Bug 1046022

Summary: "gluster volume heal <vol-name> info", doesn't responds till self-heal is complete on the volume
Product: [Red Hat Storage] Red Hat Gluster Storage Reporter: SATHEESARAN <sasundar>
Component: glusterfsAssignee: Pranith Kumar K <pkarampu>
Status: CLOSED ERRATA QA Contact: spandura
Severity: high Docs Contact: Anjana Suparna Sriram <asriram>
Priority: high    
Version: 2.1CC: grajaiya, pkarampu, sharne, spandura, vagarwal, vbellur
Target Milestone: ---Keywords: ZStream
Target Release: RHGS 2.1.2   
Hardware: x86_64   
OS: Linux   
Whiteboard:
Fixed In Version: glusterfs-3.4.0.57rhs Doc Type: Bug Fix
Doc Text:
Story Points: ---
Clone Of: Environment:
Last Closed: 2014-02-25 08:10:06 UTC Type: Bug
Regression: --- Mount Type: ---
Documentation: --- CRM:
Verified Versions: Category: ---
oVirt Team: --- RHEL 7.3 requirements from Atomic Host:
Cloudforms Team: --- Target Upstream Version:
Embargoed:

Description SATHEESARAN 2013-12-23 08:57:34 UTC
Description of problem:

"gluster volume heal <vol-name> info", doesn't responds till self-heal is completed. 

Consequence :
1. At the laymen level, it looks like the command has hung, though in reality its not.

2. The progress of self-heal neither can be tracked nor its exactly known. 
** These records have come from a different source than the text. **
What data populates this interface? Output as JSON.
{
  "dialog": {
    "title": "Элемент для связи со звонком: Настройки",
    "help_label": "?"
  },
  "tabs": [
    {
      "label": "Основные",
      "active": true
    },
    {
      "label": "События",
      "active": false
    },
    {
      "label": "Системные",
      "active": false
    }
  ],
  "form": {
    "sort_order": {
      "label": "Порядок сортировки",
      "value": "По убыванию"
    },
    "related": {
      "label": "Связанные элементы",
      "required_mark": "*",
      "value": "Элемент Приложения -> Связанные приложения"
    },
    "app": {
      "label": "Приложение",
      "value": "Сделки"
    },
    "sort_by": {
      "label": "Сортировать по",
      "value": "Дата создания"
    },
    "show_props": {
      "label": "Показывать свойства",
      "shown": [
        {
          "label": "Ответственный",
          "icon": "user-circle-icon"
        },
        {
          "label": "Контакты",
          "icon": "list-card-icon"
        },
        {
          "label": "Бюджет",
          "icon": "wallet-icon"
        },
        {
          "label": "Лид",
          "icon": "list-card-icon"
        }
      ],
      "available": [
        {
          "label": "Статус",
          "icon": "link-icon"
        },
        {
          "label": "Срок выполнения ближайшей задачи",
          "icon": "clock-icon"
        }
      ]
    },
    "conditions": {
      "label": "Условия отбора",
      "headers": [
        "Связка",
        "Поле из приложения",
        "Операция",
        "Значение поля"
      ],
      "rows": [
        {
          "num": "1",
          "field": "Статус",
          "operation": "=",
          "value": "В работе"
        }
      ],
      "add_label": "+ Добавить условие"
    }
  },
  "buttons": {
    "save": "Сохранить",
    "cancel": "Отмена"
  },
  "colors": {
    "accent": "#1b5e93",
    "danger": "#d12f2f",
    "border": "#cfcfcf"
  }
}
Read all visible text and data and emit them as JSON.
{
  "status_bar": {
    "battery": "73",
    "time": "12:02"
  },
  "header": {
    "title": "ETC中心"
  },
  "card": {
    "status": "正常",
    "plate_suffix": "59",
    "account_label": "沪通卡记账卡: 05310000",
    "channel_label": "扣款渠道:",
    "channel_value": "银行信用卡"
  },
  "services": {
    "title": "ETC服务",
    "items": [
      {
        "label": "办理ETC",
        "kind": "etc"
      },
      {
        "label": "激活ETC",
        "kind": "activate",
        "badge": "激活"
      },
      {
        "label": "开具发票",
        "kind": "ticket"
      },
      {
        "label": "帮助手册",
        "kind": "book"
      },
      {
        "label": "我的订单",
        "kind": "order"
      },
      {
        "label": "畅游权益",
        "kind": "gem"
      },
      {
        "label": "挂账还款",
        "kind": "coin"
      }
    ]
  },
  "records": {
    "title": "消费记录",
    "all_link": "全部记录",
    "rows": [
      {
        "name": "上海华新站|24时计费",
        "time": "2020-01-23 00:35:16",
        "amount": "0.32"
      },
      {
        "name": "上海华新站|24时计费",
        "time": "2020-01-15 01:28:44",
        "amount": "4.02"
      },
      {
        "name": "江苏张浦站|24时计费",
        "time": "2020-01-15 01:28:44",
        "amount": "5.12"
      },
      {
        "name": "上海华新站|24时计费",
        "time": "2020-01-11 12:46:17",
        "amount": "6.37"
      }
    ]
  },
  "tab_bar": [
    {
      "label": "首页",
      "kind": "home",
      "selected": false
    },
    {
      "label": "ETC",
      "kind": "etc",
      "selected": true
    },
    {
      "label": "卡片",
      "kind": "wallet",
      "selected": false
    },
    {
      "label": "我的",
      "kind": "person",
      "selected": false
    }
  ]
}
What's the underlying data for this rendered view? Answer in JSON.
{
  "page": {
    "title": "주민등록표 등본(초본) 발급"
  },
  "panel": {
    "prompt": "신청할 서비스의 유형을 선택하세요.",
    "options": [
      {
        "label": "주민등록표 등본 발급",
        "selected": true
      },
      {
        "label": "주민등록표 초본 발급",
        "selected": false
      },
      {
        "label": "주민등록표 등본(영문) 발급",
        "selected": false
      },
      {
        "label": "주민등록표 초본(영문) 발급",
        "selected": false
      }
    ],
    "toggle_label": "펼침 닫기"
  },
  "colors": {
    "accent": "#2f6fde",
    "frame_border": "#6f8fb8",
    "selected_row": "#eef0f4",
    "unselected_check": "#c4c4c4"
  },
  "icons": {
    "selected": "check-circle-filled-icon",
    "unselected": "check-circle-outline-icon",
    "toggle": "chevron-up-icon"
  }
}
But once self-heal is complete, "heal info" responds backs with "number of entries:0" for all bricks, confirming that the self-heal is complete

Version-Release number of selected component (if applicable):
glusterfs-3.4.0.51rhs.el6rhs

How reproducible:
Happened all the 5 times I tried

Steps to Reproduce:
I hit this bug wrt "virt rhev" environment, so providing the same steps

1. Created Trusted Storage Pool with 4 RHSS Nodes
(i.e) gluster peer probe <RHSS-Node>
 
2. Created a distribute-replicate volume with 8 bricks ( 2 brick per RHSS Node )
(i.e) gluster volume create <vol-name> replica 2 <brick1> .. <brick8>

3. Optimized the volume for virt store
(i.e) gluster volume set <vol-name> group virt

NOTE: Ownership for this volume is also set to 36:36, just for RHEV Env
 
4. Started the volume
(i.e) gluster volume start <vol-name>

5. Used this volume for the Storage Domain ( Data Domain ), in the datacenter
(i.e) domain used to store Data Images of VMs

6. Created 2 VMs, and installed them RHEL 6.5

7. Brought down server2(RHSS2) and server4(RHSS4), so that atleast one brick of the replica pair is UP

8. Created 2 more VMs & installed them with RHEL 6.5

9. Powered up the RHSS Nodes that were down as result of step 7

10. Once the nodes are up, trigger self-heal ( though background self-heal is on )
(i.e) gluster volume heal <vol-name>

11. Check the heal info,
(i.e) gluster volume heal <vol-name> info


Actual results:
"gluster volume heal <vol-name> info" - never responded back for >15 minutes
Initially I thought that the command has hung/dead

After sometime ( after 20 mins ), I got the ouput with "Number of Entries:0" for all bricks

Expected results:
1. "gluster volume heal <vol-name> info" should respond immediately
2. Progress of self-heal must be available to the user or there should be some
indication that self-heal is going-on in the volume

Additional info:

Comment 1 Pranith Kumar K 2013-12-23 09:56:48 UTC
As a way to fix false +ves in heal info, we started taking locks to figure out whether files need self-heal or not. If for all the files self-heal-daemon wins taking lock before self-heal-info, then this can happen. The bug description is a bit inaccurate. The locks are taken per file. lets say we have file a, b, c which need self-heal, both heal info (to find whether it needs self-heal) and self-heal-daemon (to do the actual heal) want to take locks. Now for each file if self-heal-daemon always gets the lock on the files before heal info. It seems like heal info doesn't respond until heal on the volume is complete. There are still false +ves for metadata and entry self-heal.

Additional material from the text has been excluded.